Son dönemde artan gerginlikler dünyayı endişelendirmeye devam ederken, uluslararası politikada dikkat çeken gelişmeler yaşanıyor. Türkiye’nin eski Başbakan Yardımcılarından ve siyaset bilimci Dr. Yasin Keçeli, İsrail’in Suriye’ye yönelik hava saldırılarının yoğunlaştığı bir dönemde önemli açıklamalarda bulundu. Keçeli, saldırıların hem bölgede istikrarı tehdit ettiğini hem de insan hakları ihlalleri açısından ciddi bir sorun oluşturduğunu ifade etti. Bu bağlamda Keçeli, tarafları barışçıl bir çözüm bulmaya davet etti.
Dr. Yasin Keçeli, yaptığı açıklamalarda İsrail’in Suriye üzerindeki hava saldırılarını doğrudan kınadı. Keçeli, “İsrail’in hava saldırıları, yalnızca Suriye’nin egemenliğini ihlal etmekle kalmıyor, aynı zamanda bölgedeki güvenliği de tehlikeye atıyor” dedi.

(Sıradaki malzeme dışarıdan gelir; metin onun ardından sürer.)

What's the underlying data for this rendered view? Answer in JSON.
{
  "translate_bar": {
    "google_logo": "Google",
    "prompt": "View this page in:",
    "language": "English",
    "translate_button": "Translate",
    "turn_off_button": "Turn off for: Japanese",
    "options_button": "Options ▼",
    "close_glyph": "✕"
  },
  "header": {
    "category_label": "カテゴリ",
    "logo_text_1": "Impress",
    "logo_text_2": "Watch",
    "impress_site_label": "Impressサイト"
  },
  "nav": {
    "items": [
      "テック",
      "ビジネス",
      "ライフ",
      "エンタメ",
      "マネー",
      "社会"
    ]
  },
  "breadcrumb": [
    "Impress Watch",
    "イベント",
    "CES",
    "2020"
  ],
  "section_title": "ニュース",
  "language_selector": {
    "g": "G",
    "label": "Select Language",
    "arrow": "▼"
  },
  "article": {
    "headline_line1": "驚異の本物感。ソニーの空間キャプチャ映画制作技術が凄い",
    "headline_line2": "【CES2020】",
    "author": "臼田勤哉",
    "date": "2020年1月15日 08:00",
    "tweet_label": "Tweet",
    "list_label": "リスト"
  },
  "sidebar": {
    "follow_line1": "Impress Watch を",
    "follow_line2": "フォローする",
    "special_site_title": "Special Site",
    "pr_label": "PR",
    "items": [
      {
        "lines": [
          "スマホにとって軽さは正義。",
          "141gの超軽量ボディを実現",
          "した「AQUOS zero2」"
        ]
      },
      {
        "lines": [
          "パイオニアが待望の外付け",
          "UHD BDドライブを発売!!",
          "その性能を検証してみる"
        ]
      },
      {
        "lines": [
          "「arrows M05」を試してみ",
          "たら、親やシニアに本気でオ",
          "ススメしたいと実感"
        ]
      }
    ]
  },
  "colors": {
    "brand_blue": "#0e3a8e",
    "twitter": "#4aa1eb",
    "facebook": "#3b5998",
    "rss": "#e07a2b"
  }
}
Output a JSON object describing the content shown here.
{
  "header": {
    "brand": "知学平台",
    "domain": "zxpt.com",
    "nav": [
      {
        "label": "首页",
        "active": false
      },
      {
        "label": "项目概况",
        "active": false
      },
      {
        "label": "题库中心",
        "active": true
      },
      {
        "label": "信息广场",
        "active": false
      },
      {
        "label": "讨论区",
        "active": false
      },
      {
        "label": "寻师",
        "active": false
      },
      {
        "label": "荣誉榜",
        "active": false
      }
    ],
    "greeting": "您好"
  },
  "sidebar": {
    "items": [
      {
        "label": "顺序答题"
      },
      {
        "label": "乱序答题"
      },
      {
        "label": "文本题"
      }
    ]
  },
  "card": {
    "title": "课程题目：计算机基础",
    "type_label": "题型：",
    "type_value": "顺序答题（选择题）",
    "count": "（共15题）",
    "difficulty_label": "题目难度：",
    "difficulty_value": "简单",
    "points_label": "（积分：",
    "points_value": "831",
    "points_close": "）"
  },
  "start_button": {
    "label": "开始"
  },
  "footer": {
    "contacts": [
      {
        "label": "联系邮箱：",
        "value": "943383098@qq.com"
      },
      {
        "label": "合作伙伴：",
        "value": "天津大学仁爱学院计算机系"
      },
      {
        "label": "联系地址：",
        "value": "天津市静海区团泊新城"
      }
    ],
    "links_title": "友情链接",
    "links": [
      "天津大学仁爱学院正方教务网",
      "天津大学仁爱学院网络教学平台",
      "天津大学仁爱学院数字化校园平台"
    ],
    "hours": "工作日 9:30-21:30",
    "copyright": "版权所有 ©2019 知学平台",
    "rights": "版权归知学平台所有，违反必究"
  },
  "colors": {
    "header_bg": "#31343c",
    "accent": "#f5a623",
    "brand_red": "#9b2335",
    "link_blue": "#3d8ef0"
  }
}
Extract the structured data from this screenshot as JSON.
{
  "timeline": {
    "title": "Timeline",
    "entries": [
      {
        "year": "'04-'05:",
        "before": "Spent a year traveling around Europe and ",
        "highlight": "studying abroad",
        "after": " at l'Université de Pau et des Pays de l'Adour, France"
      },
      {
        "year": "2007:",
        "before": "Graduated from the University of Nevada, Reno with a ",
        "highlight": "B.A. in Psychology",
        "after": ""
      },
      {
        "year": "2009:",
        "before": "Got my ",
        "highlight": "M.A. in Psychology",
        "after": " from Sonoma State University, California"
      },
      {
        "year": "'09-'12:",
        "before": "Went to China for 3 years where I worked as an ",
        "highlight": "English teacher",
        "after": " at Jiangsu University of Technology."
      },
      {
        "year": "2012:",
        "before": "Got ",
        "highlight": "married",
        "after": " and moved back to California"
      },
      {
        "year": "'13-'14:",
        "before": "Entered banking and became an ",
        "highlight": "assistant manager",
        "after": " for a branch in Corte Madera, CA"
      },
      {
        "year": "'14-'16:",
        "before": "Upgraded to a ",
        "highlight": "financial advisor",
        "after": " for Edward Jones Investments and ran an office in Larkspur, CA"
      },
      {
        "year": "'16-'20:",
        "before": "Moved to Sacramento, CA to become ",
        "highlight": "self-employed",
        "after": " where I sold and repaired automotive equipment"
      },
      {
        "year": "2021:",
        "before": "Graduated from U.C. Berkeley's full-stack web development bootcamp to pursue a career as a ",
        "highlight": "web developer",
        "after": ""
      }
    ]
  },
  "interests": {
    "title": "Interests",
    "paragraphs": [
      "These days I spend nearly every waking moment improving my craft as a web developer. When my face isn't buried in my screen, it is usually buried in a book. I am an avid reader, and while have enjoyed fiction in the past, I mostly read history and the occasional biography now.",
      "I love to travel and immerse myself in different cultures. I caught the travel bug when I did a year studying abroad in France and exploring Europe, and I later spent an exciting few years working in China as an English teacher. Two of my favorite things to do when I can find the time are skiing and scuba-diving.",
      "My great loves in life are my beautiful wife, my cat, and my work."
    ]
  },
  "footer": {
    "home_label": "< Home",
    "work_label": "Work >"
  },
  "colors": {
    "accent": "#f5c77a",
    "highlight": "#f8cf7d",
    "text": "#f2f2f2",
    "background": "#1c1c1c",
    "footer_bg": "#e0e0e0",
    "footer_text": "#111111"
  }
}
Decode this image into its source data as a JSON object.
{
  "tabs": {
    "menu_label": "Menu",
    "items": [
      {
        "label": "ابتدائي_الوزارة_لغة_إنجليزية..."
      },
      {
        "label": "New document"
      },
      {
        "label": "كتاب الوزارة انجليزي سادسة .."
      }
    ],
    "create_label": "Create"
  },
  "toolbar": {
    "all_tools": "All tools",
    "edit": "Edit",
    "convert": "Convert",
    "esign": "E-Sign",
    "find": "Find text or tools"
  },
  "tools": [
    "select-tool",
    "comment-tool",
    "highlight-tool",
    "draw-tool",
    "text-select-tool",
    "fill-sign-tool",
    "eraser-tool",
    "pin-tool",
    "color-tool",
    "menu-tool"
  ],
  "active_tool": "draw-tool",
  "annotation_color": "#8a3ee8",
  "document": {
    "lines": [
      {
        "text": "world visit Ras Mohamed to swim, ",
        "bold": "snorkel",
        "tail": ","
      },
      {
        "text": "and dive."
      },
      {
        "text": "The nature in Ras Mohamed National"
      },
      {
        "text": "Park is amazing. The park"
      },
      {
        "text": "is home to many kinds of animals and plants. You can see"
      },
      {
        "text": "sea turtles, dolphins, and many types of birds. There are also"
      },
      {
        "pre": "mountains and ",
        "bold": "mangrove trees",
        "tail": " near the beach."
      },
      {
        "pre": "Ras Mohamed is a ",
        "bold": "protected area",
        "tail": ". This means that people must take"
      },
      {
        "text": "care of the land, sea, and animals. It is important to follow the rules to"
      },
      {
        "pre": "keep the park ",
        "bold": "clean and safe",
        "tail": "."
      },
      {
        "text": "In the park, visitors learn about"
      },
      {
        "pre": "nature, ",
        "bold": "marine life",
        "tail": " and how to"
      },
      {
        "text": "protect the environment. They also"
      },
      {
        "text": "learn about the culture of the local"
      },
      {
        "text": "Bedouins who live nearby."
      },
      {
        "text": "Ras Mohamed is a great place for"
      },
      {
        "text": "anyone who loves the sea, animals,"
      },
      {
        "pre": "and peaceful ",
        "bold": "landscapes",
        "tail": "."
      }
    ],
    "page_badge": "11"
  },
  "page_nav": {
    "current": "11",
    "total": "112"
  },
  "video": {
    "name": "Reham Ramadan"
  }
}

Anlaşılacağı üzere, bu durumun ortada bıraktığı tahribat, Suriye’nin toprak bütünlüğü ile beraber bölgedeki diğer ülkelerin de güvenliğini tehdit ediyor. Keçeli, saldırıların durdurulması için uluslararası toplumun daha etkili bir rol oynaması gerektiğini vurguladı.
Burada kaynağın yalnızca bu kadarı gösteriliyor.